Development of Physiologically Based Pharmacokinetic/Pharmacodynamic Model for Indomethacin Disposition in Pregnancy

• Published in: PloS one Vol. 10; no. 10; p. e0139762
• Main Authors: Alqahtani, Saeed, Kaddoumi, Amal
• Format: Journal Article
• Language: English
• Published: United States Public Library of Science 02.10.2015; Public Library of Science (PLoS)

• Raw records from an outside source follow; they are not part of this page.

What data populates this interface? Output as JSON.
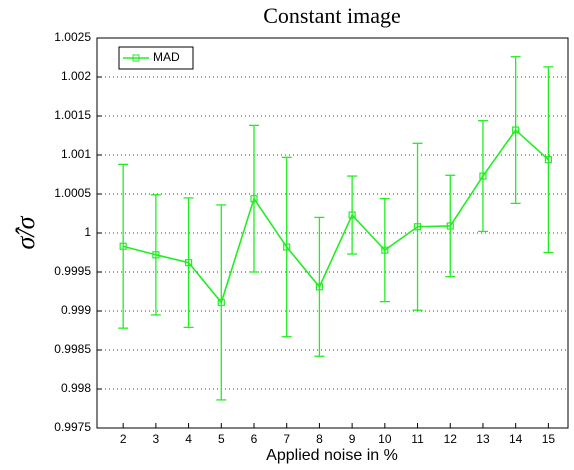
{
  "chart_data": {
    "type": "errorbar_line",
    "title": "Constant image",
    "xlabel": "Applied noise in %",
    "ylabel": "σ̂/σ",
    "x": [
      2,
      3,
      4,
      5,
      6,
      7,
      8,
      9,
      10,
      11,
      12,
      13,
      14,
      15
    ],
    "series": [
      {
        "name": "MAD",
        "color": "#22ee22",
        "values": [
          0.99983,
          0.99972,
          0.99962,
          0.99911,
          1.00044,
          0.99982,
          0.99931,
          1.00023,
          0.99978,
          1.00008,
          1.00009,
          1.00073,
          1.00132,
          1.00094
        ],
        "errors": [
          0.00105,
          0.00077,
          0.00083,
          0.00125,
          0.00094,
          0.00115,
          0.00089,
          0.0005,
          0.00066,
          0.00107,
          0.00065,
          0.00071,
          0.00094,
          0.00119
        ]
      }
    ],
    "xlim": [
      1.2,
      15.6
    ],
    "xticks": [
      2,
      3,
      4,
      5,
      6,
      7,
      8,
      9,
      10,
      11,
      12,
      13,
      14,
      15
    ],
    "ylim": [
      0.9975,
      1.0025
    ],
    "yticks": [
      0.9975,
      0.998,
      0.9985,
      0.999,
      0.9995,
      1,
      1.0005,
      1.001,
      1.0015,
      1.002,
      1.0025
    ],
    "grid": true,
    "legend": "upper left"
  }
}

• Subjects: Anti-Inflammatory Agents, Non-Steroidal - pharmacokinetics; Anti-Inflammatory Agents, Non-Steroidal - pharmacology; Chromatography; Comparative analysis; Computer simulation; Cytochrome; Cytochrome P-450; Dosage and administration; Drug dosages; Drug therapy; Enzymes; Female; Gynecology; Health aspects; Humans; Indomethacin; Indomethacin - pharmacokinetics; Indomethacin - pharmacology; Mathematical models; Metabolism; Metabolites; Models, Biological; Obstetrics; Pharmaceutical sciences; Pharmacodynamics; Pharmacokinetics; Pharmacology; Pharmacy; Physiological aspects; Physiology; Plasma levels; Predictions; Pregnancy; Pregnant women; Sensitivity analysis; Steady state; Studies; Womens health; Louisiana; United States > US
• ISSN: 1932-6203; 1932-6203
• DOI: 10.1371/journal.pone.0139762

Findings of a recent clinical study showed indomethacin has lower plasma levels and higher steady-state apparent clearance in pregnant subjects when compared to those in non-pregnant subjects reported in separate studies. Thus, in the current work we developed a pregnancy physiological based pharmacokinetic/pharmacodynamic (PBPK/PD) model for indomethacin to explain the differences in indomethacin pharmacokinetics between pregnancy and non-pregnancy. A whole-body PBPK model with key pregnancy-related physiological changes was developed to characterize indomethacin PK in pregnant women and compare these parameters to those in non-pregnant subjects. Data related to maternal physiological and biological changes were obtained from literature and incorporated into the structural PBPK model that describes non-pregnant PK data. Changes in indomethacin area under the curve (AUC), maximum concentration (Cmax) and average steady-state concentration (Cave) in pregnant women were predicted. Model-simulated PK profiles were in agreement with observed data. The predicted mean ratio (non-pregnant:second trimester (T2)) of indomethacin Cave was 1.6 compared to the observed value of 1.59. In addition, the predicted steady-state apparent clearance (CL/Fss) ratio was almost similar to the observed value (0.46 vs. 0.42). Sensitivity analysis suggested changes in CYP2C9 activity, and to a lesser extent UGT2B7, as the primary factor contributing to differences in indomethacin disposition between pregnancy and non-pregnancy. The developed PBPK model which integrates prior physiological knowledge, in vitro and in vivo data, allowed the successful prediction of indomethacin disposition during T2. Our PBPK/PD model suggested a higher indomethacin dosing requirement during pregnancy.